Die Gründe für das fehlende Gasangebot seien nicht ganz klar, sagte Slovacek. Sicher wisse man nur, dass weniger Gas kommt als man gerne hätte. Das sei aber "kein Grund zu Panik", denn die aktuelle Lage sei eine Momentaufnahme. Der aktuelle Preisanstieg werde "keinesfalls unmittelbar beim Endkunden wirksam". Zum einen treffe der Preisauftrieb nur ein Drittel des Haushaltsstrompreises, denn zwei Drittel davon entfallen auf Netzgebühren, Steuern und Abgaben. Zum anderen habe jeder Versorger eine langfristige Beschaffungsstrategie und versuche, Einkaufzeitpunkte zu streuen. So ergebe sich für den Verbraucher ein fixer Tarif, der zwar angepasst werden könne, aber der Strompreis werde von den Energielieferanten mit entsprechender Vorlaufzeit "geglättet und gedämpft" weitergegeben. Die sogenannten "Floating-Tarife" seien in Österreich eher die Minderheit. Verbraucher mit solchen Verträgen würden die höheren Strompreise bereits spüren, hätten aber auch im vergangenen Jahr von den pandemiebedingt niedrigen Preisen profitiert, so Slovacek.
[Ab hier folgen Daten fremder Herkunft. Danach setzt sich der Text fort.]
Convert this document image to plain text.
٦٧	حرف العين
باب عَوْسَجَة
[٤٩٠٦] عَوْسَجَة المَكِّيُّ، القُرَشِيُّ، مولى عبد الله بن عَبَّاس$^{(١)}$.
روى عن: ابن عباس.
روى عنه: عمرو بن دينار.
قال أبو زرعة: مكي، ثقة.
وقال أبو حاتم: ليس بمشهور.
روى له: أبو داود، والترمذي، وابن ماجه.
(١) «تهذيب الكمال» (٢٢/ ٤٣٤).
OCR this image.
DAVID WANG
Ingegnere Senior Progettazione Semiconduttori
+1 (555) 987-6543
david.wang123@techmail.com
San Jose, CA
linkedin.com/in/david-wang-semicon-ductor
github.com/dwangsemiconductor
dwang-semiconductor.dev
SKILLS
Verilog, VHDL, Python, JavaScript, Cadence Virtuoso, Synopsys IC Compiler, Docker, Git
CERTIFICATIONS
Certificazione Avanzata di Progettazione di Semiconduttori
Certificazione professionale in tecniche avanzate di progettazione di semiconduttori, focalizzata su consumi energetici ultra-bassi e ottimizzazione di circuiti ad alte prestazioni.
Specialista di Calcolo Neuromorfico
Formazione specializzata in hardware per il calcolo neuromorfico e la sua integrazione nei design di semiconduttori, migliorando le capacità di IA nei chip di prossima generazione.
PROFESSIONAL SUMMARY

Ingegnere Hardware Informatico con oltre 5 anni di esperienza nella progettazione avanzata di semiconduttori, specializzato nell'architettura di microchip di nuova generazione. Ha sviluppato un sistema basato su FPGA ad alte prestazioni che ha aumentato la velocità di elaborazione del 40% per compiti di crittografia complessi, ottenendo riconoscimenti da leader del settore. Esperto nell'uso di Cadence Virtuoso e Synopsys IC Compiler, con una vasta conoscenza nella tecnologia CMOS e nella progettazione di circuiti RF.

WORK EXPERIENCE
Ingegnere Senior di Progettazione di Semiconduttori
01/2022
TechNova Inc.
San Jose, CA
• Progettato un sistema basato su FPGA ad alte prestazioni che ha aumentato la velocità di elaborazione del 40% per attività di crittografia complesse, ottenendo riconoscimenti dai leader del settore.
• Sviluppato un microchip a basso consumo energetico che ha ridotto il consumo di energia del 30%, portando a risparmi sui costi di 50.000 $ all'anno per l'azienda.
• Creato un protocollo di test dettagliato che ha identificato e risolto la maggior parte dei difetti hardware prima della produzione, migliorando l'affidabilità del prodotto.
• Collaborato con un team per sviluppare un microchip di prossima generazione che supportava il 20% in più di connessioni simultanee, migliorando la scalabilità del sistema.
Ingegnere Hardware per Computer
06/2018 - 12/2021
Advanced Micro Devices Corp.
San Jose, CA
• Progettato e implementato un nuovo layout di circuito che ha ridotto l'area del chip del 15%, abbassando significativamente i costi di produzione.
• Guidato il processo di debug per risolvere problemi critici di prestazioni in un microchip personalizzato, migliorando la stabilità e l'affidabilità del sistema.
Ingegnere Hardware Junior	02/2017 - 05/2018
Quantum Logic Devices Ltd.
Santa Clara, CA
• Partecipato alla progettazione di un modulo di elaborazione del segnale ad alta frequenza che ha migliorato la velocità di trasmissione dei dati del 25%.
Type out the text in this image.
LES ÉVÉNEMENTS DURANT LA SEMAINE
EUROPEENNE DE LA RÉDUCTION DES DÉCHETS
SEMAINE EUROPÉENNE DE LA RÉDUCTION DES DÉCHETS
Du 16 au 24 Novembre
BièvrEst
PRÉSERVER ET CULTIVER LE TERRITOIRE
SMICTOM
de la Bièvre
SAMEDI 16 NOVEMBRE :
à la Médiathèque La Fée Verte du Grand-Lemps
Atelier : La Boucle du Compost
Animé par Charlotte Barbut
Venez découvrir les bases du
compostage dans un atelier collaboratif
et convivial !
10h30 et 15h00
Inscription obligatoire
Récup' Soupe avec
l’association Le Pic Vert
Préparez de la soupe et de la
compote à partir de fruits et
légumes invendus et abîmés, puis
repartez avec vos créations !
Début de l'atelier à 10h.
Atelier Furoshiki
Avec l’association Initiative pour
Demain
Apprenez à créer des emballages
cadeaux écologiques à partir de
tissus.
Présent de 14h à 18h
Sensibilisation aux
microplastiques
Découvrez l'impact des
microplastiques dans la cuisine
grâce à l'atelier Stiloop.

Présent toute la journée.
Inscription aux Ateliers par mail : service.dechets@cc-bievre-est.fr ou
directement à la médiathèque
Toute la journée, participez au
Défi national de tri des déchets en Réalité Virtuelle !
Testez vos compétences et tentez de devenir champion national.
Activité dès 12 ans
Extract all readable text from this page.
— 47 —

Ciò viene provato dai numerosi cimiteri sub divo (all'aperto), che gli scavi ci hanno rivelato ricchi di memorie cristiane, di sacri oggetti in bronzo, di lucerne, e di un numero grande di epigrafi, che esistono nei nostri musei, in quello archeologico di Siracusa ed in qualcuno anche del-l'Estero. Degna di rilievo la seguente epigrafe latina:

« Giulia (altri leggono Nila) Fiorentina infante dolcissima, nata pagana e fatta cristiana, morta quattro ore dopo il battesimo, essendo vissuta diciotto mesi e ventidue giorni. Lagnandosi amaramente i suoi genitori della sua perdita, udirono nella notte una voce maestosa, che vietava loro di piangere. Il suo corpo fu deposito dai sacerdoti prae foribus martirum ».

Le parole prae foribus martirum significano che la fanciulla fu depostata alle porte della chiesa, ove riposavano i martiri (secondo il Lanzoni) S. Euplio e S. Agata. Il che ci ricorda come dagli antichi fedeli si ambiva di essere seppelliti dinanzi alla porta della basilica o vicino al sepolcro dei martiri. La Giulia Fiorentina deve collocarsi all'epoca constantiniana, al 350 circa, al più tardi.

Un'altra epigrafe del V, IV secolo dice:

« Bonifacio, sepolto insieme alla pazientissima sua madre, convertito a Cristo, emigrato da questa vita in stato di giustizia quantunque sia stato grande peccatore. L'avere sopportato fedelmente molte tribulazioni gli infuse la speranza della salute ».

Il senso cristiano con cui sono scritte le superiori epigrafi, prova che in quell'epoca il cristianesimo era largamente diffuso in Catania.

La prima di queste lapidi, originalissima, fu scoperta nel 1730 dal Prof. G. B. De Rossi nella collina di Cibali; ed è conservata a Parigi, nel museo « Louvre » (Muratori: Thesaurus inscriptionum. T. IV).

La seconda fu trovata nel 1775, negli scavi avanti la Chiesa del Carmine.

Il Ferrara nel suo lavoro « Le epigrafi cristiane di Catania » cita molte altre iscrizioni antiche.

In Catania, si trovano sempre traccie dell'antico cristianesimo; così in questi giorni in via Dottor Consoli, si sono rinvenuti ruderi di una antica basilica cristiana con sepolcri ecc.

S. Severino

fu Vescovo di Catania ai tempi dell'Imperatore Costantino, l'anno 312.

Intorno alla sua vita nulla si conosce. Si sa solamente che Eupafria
"Ein Preisvergleich zahlt sich jederzeit aus"

Die Strompreise für Endkunden seien in Österreich an sich sehr stabil, so Knaus. In anderen Regionen, wie zum Beispiel in Spanien oder Skandinavien, seien die Strompreise stärker an die Großhandelspreise gekoppelt als bei uns. Trotzdem sei wohl davon auszugehen, dass die Preise auch in Österreich steigen werden: "Es ist jetzt sicher ein guter Zeitpunkt, nachzuschauen, welchen Vertrag hat man überhaupt und welche Alternativen gibt es", so die Expertin.

Wie sich die Preise in den nächsten Wochen entwickeln, könne man nicht seriös beantworten, sagte Slovacek, man müsse jedoch mit einer gewissen Gelassenheit auf die Momentaufnahme schauen, "ein Preisvergleich zahlt sich jederzeit aus". Mittelfristig mache es für Europa jedenfalls Sinn, weiter in den Ausbau erneuerbarer Energien zu investieren und sich unabhängig von importierten fossilen Energieträgern wie Öl, Erdgas und Kohle zu machen, so Knaus.